A new book is due to come out about the daily rituals of creative writers and artists, which will no doubt recount the routines of Proust, Balzac and Beethoven with their excessive or over-pernickety consumption of coffee, the precise timings of Emmanuel Kant’s walks and the early morning habits of any number of scribblers or tunesmiths. Rituals, of course, are the same as routines but doused in the whiff of incense by dint of being performed by grander folk. Routines are rituals minus the sanctimoniouness.
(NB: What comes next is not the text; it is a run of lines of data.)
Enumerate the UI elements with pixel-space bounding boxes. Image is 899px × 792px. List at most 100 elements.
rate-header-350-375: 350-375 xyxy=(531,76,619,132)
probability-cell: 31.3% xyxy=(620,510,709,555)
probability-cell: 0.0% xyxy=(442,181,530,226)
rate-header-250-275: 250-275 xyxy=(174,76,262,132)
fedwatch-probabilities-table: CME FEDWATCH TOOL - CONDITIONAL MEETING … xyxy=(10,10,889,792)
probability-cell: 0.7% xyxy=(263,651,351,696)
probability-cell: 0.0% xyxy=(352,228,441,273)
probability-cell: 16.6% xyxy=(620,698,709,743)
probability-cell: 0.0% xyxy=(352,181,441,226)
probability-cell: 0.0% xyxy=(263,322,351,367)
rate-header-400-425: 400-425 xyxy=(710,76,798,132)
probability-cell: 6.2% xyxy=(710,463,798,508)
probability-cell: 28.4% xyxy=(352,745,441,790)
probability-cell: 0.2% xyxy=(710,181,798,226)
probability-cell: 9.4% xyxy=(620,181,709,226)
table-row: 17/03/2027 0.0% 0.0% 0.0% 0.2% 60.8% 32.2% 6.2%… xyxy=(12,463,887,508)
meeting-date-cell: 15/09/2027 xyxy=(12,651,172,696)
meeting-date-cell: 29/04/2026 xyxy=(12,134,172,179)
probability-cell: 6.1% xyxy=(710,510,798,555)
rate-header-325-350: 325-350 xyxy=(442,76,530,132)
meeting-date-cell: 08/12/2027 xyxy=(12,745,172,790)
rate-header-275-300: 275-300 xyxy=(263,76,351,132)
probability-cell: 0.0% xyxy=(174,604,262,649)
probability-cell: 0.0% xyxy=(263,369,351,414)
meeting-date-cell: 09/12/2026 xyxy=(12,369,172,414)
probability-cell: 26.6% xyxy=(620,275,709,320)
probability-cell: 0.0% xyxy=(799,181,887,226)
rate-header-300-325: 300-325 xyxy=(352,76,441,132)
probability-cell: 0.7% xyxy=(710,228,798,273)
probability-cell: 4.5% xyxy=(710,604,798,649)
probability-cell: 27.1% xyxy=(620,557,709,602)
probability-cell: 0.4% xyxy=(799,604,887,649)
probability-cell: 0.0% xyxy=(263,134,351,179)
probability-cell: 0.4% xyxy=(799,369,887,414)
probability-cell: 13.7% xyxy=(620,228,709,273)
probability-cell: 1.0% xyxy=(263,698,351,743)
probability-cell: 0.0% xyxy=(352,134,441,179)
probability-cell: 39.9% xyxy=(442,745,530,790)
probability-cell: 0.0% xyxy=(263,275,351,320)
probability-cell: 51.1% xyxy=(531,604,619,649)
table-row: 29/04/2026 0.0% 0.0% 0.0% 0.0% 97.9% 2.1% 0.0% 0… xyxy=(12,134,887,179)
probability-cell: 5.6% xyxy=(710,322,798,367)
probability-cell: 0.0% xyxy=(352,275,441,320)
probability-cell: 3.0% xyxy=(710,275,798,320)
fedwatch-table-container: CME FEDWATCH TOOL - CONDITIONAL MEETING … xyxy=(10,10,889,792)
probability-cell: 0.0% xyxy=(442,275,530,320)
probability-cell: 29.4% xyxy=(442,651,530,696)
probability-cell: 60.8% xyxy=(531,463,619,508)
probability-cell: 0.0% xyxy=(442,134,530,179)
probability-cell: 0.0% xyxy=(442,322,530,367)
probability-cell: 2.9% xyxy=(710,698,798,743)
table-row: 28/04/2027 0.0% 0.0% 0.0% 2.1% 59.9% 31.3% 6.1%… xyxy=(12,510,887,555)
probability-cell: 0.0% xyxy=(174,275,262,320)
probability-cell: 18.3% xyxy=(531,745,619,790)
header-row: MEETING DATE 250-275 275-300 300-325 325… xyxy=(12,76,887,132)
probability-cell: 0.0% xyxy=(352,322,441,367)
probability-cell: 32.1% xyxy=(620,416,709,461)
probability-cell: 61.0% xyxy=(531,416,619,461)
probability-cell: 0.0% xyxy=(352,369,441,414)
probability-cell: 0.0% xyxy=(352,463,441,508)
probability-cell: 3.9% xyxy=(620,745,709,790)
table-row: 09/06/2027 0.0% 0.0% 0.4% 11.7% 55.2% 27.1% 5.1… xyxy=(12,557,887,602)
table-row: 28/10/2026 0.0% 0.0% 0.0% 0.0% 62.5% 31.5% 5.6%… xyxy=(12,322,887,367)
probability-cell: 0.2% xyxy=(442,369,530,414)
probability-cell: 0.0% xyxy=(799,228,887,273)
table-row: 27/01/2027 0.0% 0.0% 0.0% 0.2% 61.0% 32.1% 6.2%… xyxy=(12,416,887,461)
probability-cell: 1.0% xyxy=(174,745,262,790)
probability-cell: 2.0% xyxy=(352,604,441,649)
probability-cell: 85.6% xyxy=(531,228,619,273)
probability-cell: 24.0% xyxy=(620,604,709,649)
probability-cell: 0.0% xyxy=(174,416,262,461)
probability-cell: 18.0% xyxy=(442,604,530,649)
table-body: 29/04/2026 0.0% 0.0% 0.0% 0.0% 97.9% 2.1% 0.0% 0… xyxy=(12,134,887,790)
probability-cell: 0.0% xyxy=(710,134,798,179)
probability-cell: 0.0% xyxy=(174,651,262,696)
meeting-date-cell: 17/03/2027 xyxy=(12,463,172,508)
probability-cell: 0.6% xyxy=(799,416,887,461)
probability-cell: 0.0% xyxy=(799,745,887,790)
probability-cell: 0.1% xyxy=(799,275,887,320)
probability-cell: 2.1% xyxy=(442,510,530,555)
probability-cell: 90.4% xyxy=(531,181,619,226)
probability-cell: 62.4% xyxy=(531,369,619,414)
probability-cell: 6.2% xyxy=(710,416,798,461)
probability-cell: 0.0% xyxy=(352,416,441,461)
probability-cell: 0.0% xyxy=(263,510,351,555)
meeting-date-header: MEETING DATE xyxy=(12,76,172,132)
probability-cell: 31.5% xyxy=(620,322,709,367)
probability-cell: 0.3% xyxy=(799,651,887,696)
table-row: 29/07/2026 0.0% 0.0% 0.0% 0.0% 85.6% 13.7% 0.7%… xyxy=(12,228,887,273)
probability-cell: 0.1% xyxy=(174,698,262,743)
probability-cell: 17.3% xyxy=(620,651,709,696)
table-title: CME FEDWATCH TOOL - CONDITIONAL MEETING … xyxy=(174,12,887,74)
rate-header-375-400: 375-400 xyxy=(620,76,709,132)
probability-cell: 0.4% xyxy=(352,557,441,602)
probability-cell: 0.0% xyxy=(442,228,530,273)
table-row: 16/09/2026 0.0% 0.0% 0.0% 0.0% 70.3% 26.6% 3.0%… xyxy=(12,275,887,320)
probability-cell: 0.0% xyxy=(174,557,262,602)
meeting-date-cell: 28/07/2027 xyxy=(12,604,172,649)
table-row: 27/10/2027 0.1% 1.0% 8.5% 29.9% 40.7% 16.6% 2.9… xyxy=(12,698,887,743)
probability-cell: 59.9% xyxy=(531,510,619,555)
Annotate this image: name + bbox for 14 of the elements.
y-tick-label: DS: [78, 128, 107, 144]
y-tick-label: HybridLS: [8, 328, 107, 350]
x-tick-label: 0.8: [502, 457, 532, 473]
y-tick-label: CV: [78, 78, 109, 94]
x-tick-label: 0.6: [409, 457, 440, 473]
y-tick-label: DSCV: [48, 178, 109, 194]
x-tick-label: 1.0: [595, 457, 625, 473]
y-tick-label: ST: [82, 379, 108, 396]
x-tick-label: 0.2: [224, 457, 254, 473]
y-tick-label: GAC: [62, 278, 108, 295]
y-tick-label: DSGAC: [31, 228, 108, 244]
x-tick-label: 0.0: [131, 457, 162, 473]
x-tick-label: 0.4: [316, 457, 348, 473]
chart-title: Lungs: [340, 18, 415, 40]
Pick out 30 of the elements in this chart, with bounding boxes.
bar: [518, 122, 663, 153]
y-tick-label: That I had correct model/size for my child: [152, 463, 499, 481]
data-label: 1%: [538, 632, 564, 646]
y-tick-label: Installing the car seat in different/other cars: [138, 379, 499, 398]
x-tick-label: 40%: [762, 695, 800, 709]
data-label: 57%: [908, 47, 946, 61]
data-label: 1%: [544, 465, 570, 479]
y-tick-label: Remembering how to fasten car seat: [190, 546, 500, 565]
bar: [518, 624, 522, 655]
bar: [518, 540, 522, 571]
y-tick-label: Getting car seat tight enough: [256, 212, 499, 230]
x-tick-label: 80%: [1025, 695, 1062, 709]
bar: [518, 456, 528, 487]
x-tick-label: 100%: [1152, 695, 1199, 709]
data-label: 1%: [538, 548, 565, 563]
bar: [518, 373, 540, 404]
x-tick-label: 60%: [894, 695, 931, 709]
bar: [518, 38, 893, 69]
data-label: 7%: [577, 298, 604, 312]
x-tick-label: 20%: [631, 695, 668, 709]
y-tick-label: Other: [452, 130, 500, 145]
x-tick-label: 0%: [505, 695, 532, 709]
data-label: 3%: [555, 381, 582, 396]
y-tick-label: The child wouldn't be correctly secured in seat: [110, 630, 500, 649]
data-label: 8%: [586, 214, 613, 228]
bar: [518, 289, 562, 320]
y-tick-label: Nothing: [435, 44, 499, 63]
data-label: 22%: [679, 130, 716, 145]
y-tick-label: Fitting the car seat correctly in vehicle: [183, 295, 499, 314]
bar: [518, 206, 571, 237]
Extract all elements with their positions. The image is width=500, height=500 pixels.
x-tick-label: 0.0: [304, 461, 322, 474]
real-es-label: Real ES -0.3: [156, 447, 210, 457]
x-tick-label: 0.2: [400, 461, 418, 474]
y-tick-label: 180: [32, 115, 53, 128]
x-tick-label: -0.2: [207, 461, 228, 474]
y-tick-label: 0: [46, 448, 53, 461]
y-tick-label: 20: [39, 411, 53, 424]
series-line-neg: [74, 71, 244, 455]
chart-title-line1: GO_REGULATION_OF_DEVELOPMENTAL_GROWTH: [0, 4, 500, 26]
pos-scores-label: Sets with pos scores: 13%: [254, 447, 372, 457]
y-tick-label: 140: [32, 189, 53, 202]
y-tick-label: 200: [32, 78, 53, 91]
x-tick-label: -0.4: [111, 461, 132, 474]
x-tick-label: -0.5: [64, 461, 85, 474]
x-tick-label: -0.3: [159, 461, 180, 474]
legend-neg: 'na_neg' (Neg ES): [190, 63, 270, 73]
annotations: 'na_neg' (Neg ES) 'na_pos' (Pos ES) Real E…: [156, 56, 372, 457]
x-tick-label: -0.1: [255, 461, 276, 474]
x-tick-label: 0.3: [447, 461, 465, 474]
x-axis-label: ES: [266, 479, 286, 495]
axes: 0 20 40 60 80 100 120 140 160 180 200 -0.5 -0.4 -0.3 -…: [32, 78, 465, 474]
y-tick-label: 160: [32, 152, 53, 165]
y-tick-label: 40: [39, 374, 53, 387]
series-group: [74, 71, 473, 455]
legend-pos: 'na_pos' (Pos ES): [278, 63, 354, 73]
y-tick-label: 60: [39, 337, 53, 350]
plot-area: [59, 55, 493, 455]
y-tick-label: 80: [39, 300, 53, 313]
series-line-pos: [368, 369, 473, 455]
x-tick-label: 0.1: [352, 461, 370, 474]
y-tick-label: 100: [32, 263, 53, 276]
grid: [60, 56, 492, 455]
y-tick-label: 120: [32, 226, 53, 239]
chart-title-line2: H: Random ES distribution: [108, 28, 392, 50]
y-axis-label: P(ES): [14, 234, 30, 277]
I often consider whether I am a person of rituals/routines or not. Living alone, I believe I have more free time than most people and know how easy it is to lose yourself in an ocean of freedom. A few years ago when I was unhappily freelance I understood I need a structure of sorts, although last year when I worked full time I realized you can have too much. My happiness lies between the two. At weekends I need some shape; the Saturday morning cafe; the Saturday morning newspaper; scrambled eggs for lunch. All little rituals of mine own invention. But nothing ruins a weekend more than chocabloc rituals.

Parents have their rituals/routines set for them by the requirements of their kids. Sitting bedraggled watching an offspring spring off a bouncy castle, they invest in the child as much as Proust with his night shifts over pen and ink was investing in his novel. The lives of parents are locked into rituals/routines. My scrambled eggs are the best I’ve got.